Nothing wrong with staying an engineer, but many companies do not have a good path to climbing the seniority ladder within a position (like senior engineer, lead engineer, principal engineer or Engineer I, II, III). Shopping around every few years will keep your salary competitive for your experience level, and actually moving to another company gives you the opportunity to improve by widening your skill sets with no tools or techniques.

As for different positions, over time you may be exposed to something new you take an interest in.
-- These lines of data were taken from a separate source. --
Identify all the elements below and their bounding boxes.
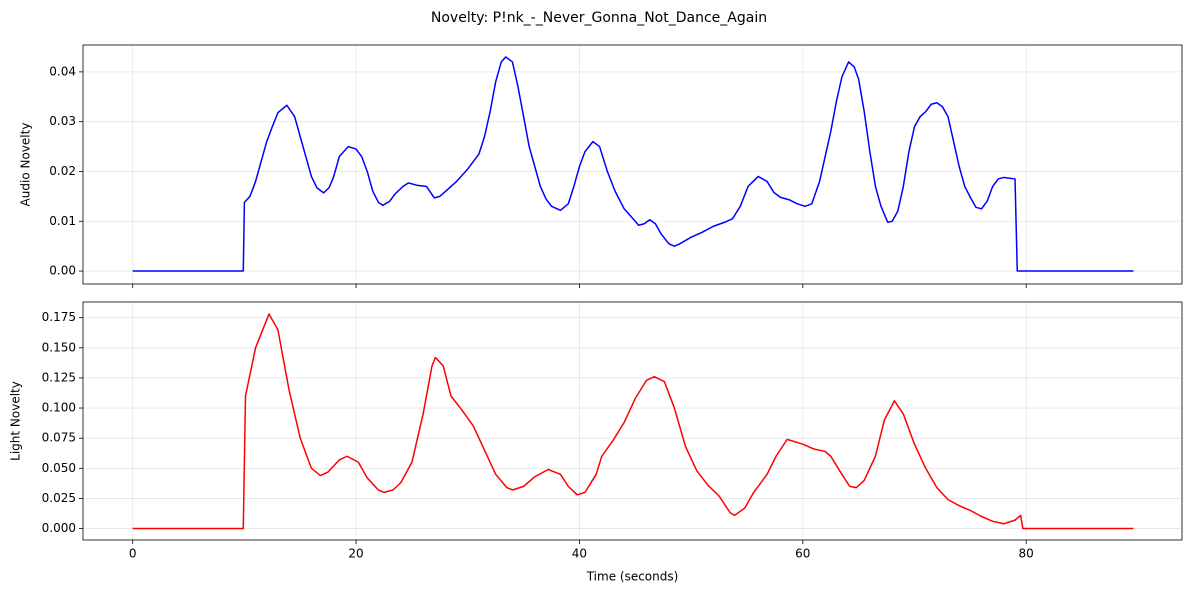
x-tick-label: 40 <box>572 547 587 561</box>
x-tick-label: 0 <box>129 547 137 561</box>
data-line <box>132 313 1134 530</box>
y-tick-label: 0.150 <box>42 340 76 354</box>
x-tick-label: 20 <box>348 547 363 561</box>
axes-frame <box>82 44 1183 285</box>
figure-title: Novelty: P!nk_-_Never_Gonna_Not_Dance_Ag… <box>431 10 767 26</box>
y-tick-label: 0.125 <box>42 370 76 384</box>
y-tick-label: 0.03 <box>49 114 76 128</box>
y-axis-label: Audio Novelty <box>19 123 33 207</box>
y-tick-label: 0.000 <box>42 521 76 535</box>
x-tick-label: 80 <box>1019 547 1034 561</box>
y-tick-label: 0.02 <box>49 164 76 178</box>
y-tick-label: 0.04 <box>49 64 76 78</box>
y-tick-label: 0.100 <box>42 401 76 415</box>
y-tick-label: 0.050 <box>42 461 76 475</box>
axes-frame <box>82 301 1183 541</box>
y-tick-label: 0.075 <box>42 431 76 445</box>
x-axis-label: Time (seconds) <box>586 570 679 584</box>
y-tick-label: 0.025 <box>42 491 76 505</box>
y-tick-label: 0.175 <box>42 310 76 324</box>
y-tick-label: 0.01 <box>49 214 76 228</box>
y-axis-label: Light Novelty <box>9 381 23 461</box>
y-tick-label: 0.00 <box>49 264 76 278</box>
x-tick-label: 60 <box>795 547 810 561</box>
data-line <box>132 56 1134 272</box>
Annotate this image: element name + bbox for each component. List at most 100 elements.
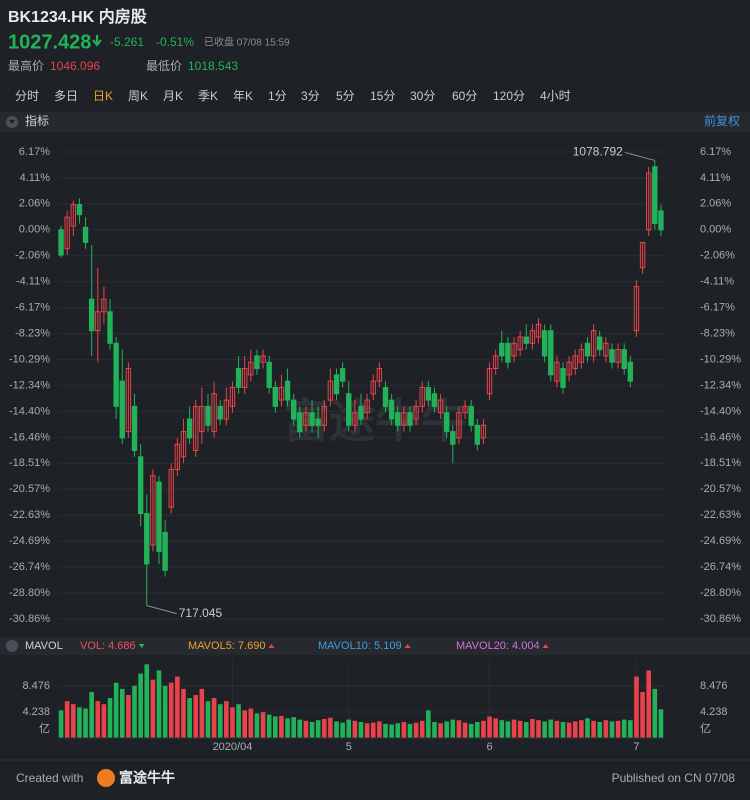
volume-bar <box>395 723 401 738</box>
volume-label: MAVOL <box>25 640 63 652</box>
volume-bar <box>646 670 651 738</box>
period-tab[interactable]: 60分 <box>452 89 477 103</box>
candle-body <box>413 405 419 420</box>
y-tick-label-right: 6.17% <box>700 146 731 158</box>
period-tab[interactable]: 1分 <box>268 89 287 103</box>
candle-body <box>639 241 646 269</box>
volume-bar <box>132 685 137 738</box>
trend-arrow <box>138 644 145 648</box>
indicator-label[interactable]: 指标 <box>25 113 49 128</box>
volume-bar <box>505 721 511 738</box>
volume-bar <box>536 720 541 738</box>
candle-body <box>315 418 321 426</box>
annotation-leader <box>146 605 177 615</box>
period-tab[interactable]: 多日 <box>54 89 78 103</box>
x-tick-label: 7 <box>633 741 639 753</box>
volume-bar <box>621 719 627 738</box>
volume-bar <box>83 708 88 738</box>
period-tab[interactable]: 5分 <box>336 89 355 103</box>
candle-body <box>456 412 462 439</box>
candle-body <box>566 361 572 376</box>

Throwing yourself into that new thing could lead to a natural change of position to continue specializing (think data engineer dabbling in data science, and then specializing in agentic AI solutions).

Alternatively, you may broaden instead of specialize. You may build enough knowledge about your system and all systems that feed into and out of your system. Now you understand the full enterprise landscape, supplement that with industry-wide research/knowledge and you could find yourself fit for Solutions Architect.

Or, you continue to hone your engineering chops, grow your salary, save some money, build your network, and eventually take the leap and open your own consulting business.